Cette femme de ménage, mère de cinq enfants, a quitté son pays en 2003, en pleine campagne de répression contre les militants du principal parti d'opposition, le Mouvement pour un changement démocratique (MDC).
'Trop compliqué'
Même débarrassée de Robert Mugabe, elle reste prudente. "Je vais attendre un peu. Et l'année prochaine, je vais ramasser mes affaires et rentrer chez moi à Kwe Kwe (centre du Zimbabwe)".
"Je n'ai plus peur à présent", confie-t-elle, "je veux vivre avec mon mari et mes enfants dans la même maison, dans le même pays".
Un optimisme partagé de l'autre côté de la ville, à Randburg, une banlieue riche du nord de Johannesburg. Au bar le Sundowner, des Zimbabwéens aisés, majoritairement blancs, ont l'habitude de se retrouver autour d'une bière.
A 64 ans, Mike Odendaal, un ancien fermier, n'envisage pas son retour. Expulsé de son exploitation en 2010, il a depuis refait sa vie en Afrique du Sud où il dirige une entreprise de transport.

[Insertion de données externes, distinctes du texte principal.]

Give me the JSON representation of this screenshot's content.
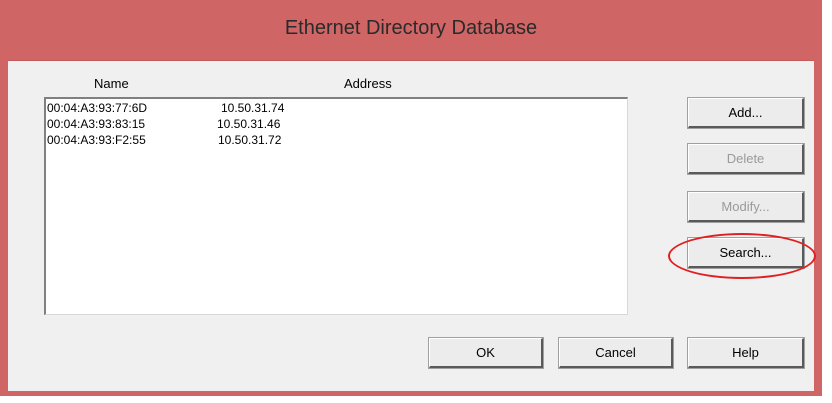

"Nous avons perdu notre maison, notre ferme. A mon âge, tout recommencer au Zimbabwe serait trop compliqué. Nous investirons dans notre pays, mais nous ne déménagerons pas".
Au début des années 2000, M. Mugabe a exproprié manu militari des milliers de fermiers blancs au profit de la majorité noire. Cette réforme a plongé toute l'économie dans la crise.
Habitué du même bar, Bernard Psawarayi, un Zimbabwéen noir de 42 ans, a anticipé la chute de Robert Mugabe. Et depuis un an, il tente de convaincre la diaspora de réinvestir au pays.
"Certains Zimbabwéens reviendront dès que le pays ira mieux", assure-t-il, "d'autres ont refait leur vie ailleurs mais tous souhaitent contribuer à la construction d'un nouveau Zimbabwe".